先週末の日銀金融政策決定会合に絡んで、展望レポートでは、成長率見通しの上方修正は想定線と捉えられる一方、物価見通しでは、2027年度のコア消費者物価指数(CPI)も上方修正されており、ややタカ派的とも意識される。今後、徐々に利上げの前倒しを意識する動きが強まっていく可能性は残ろう。
今週は国内でも、10-12月期の決算発表が主力企業で本格化する。アドバンテストやレーザーテックなど半導体関連株の決算に対する注目度が高いとみられるが、TSMCの設備投資系アックなどから見て、先行き懸念や出尽くし感が急速に強まるリスクは乏しいようにみられる。想定以上の好決算銘柄はストレートに評価される動きとなる公算が大きい。また、フィジカルAIに絡んで、ファナックやキーエンスなどの設備投資関連株も評価は高まりやすくなると考えたい。さらに、海外でも主力企業の決算発表が目白押し。マイクロソフトやアップルなど足元で株価が伸び悩んでいる巨大ハイテク企業の見直しにつながっていくのかどうか、米国株の株価指数の行方を占うものとなろう。なお、国内企業にとっては、ASMLやサムスン電子など半導体企業の決算内容が、より重要視されるものとなる。

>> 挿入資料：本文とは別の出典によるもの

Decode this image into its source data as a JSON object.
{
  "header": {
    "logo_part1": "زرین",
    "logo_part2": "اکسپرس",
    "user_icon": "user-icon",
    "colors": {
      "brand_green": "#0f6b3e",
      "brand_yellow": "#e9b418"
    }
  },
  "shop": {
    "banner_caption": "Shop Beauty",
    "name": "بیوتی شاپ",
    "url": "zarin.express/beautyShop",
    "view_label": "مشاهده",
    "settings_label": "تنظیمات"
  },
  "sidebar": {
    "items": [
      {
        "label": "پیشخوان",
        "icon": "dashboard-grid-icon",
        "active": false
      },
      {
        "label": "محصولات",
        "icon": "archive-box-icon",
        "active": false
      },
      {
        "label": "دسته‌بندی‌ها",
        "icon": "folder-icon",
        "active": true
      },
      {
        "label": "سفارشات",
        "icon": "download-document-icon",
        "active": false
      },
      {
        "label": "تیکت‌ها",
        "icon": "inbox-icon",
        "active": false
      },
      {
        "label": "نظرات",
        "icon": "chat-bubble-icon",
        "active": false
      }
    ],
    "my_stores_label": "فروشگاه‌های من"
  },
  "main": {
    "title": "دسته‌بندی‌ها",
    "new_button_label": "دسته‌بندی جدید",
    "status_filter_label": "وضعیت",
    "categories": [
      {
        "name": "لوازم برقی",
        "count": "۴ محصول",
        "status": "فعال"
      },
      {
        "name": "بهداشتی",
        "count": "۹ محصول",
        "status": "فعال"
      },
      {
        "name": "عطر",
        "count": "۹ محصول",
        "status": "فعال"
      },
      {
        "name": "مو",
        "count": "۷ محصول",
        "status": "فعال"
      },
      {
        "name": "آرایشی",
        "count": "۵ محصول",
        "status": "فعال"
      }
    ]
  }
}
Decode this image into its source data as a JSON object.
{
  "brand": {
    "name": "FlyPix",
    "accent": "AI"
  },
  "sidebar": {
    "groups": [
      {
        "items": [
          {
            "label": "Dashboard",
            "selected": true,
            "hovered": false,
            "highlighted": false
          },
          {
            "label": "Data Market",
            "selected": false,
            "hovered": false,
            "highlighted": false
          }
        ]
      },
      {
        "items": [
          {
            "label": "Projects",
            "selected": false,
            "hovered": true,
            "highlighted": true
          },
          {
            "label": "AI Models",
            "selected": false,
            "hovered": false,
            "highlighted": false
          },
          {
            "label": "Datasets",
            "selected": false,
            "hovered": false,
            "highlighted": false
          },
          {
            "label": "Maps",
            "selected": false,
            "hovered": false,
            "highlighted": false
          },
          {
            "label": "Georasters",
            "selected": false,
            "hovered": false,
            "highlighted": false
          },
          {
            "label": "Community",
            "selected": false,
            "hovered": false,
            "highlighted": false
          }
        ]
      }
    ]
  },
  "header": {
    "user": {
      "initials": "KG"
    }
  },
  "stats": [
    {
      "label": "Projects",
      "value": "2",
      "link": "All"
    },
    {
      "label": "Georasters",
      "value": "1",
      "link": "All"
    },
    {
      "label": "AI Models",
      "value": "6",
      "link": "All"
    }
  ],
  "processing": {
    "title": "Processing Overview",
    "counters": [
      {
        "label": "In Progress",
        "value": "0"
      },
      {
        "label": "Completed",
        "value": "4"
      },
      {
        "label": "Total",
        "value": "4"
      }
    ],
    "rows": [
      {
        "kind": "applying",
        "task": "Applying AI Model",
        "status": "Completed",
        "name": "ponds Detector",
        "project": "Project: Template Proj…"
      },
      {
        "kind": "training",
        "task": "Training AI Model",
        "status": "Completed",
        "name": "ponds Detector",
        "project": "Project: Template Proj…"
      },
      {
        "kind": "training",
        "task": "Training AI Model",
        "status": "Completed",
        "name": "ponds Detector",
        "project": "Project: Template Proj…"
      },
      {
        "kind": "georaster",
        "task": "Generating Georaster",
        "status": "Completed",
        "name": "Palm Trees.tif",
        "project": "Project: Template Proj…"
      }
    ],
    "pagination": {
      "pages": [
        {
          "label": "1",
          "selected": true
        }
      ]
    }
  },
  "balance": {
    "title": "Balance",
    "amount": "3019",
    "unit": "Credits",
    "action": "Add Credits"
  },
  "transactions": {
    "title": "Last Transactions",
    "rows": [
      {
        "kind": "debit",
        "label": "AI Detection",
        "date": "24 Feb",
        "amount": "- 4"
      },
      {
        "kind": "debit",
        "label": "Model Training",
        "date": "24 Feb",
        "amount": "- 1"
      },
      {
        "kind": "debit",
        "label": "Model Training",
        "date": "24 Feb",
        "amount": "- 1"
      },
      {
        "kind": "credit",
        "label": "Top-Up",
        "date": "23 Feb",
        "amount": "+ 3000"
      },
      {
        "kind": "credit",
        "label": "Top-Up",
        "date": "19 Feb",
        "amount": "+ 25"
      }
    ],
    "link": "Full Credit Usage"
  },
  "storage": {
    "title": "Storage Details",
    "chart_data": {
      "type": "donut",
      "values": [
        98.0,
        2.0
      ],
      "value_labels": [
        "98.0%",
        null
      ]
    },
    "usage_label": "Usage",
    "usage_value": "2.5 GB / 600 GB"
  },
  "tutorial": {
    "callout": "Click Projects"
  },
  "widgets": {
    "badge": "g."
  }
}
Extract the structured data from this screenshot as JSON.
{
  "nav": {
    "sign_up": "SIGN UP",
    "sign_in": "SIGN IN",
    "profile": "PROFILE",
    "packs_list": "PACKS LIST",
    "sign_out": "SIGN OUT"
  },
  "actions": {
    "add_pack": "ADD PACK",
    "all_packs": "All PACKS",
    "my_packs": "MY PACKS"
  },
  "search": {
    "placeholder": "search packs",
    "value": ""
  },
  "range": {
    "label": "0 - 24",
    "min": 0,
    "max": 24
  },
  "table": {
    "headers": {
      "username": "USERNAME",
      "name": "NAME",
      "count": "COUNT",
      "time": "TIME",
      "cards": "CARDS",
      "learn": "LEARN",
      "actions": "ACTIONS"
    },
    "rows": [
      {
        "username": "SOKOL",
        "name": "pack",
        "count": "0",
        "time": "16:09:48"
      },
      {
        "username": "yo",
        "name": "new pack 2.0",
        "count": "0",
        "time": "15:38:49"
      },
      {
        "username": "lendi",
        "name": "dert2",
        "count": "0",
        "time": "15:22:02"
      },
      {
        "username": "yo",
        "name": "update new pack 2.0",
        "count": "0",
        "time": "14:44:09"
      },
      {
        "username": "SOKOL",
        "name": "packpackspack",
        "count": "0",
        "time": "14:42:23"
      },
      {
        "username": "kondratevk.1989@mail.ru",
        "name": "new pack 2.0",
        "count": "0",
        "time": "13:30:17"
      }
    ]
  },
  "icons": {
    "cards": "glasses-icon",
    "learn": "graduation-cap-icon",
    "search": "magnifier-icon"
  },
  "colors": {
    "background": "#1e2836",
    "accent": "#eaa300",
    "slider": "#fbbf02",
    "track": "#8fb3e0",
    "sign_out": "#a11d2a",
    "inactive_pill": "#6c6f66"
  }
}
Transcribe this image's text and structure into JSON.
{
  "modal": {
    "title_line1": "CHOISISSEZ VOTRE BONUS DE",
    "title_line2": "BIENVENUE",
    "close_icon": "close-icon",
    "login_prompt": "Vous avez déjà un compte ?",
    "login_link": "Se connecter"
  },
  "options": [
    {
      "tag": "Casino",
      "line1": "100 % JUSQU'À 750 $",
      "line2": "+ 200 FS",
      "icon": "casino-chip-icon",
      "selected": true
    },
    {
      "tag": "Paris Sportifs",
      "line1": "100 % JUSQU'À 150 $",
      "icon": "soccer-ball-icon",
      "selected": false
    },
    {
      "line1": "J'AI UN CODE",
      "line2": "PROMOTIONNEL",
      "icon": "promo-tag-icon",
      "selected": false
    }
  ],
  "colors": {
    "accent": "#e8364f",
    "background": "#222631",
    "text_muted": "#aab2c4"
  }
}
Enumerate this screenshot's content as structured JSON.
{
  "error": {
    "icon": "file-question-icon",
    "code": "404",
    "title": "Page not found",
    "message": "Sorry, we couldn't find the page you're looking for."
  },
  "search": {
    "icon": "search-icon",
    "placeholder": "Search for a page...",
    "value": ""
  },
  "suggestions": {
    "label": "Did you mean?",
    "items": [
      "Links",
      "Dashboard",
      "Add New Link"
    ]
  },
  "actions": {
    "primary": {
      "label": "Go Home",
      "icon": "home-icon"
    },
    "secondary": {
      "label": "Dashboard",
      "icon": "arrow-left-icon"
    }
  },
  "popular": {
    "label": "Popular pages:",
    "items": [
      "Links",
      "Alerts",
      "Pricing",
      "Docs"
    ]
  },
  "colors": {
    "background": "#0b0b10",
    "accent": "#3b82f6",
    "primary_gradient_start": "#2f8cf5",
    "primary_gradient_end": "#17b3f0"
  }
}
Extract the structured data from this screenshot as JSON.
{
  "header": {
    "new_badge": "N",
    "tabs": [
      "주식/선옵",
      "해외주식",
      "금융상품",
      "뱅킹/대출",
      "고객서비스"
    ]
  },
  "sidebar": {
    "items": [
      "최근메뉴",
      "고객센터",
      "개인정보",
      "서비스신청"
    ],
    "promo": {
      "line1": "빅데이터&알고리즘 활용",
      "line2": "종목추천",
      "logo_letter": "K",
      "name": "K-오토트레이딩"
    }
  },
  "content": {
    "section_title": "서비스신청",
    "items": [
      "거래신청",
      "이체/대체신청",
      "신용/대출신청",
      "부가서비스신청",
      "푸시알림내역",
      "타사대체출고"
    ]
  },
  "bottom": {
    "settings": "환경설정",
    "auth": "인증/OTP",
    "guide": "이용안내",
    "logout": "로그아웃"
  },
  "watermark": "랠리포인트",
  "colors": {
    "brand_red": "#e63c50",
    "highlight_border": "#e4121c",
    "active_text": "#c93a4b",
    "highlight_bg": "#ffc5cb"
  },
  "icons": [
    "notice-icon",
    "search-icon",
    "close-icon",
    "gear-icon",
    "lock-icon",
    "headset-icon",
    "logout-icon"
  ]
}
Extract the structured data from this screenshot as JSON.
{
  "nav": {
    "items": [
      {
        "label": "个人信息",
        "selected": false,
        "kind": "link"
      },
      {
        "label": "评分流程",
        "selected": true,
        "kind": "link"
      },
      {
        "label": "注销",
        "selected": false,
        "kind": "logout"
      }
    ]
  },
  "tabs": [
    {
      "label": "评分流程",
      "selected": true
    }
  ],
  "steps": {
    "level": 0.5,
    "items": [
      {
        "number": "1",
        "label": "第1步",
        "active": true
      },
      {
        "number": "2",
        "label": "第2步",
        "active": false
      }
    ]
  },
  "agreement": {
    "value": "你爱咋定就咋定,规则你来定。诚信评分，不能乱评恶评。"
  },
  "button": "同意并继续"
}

今週にかけて、国内では26日に12月首都圏新規マンション発売、27日に12月企業向けサービス価格指数、28日に12月18-19日開催の日銀金融政策決定会合議事要旨、29日に1月消費動向調査、30日に1月東京都区部消費者物価、12月失業率・有効求人倍率、12月商業動態統計、12月鉱工業生産などが発表予定。
海外では、26日に独・1月Ifo景況感指数、米・11月耐久財受注、27日に米・11月住宅価格指数、11月S&Pケースシラー住宅価格指数、1月コンファレンスボード消費者信頼感指数、29日に欧・12月マネーサプライ、米・11月貿易収支、11月製造業受注、新規失業保険申請件数、30日に欧・10-12月期ユーロ圏GDP(速報値)、12月失業率、独・10-12月期GDP(速報値)、米・12月生産者物価指数、1月シカゴ購買部協会景況指数などが発表予定。なお、27-28日に米FOMCが開催され、28日にはパウエルFRB議長の記者会見が予定されている。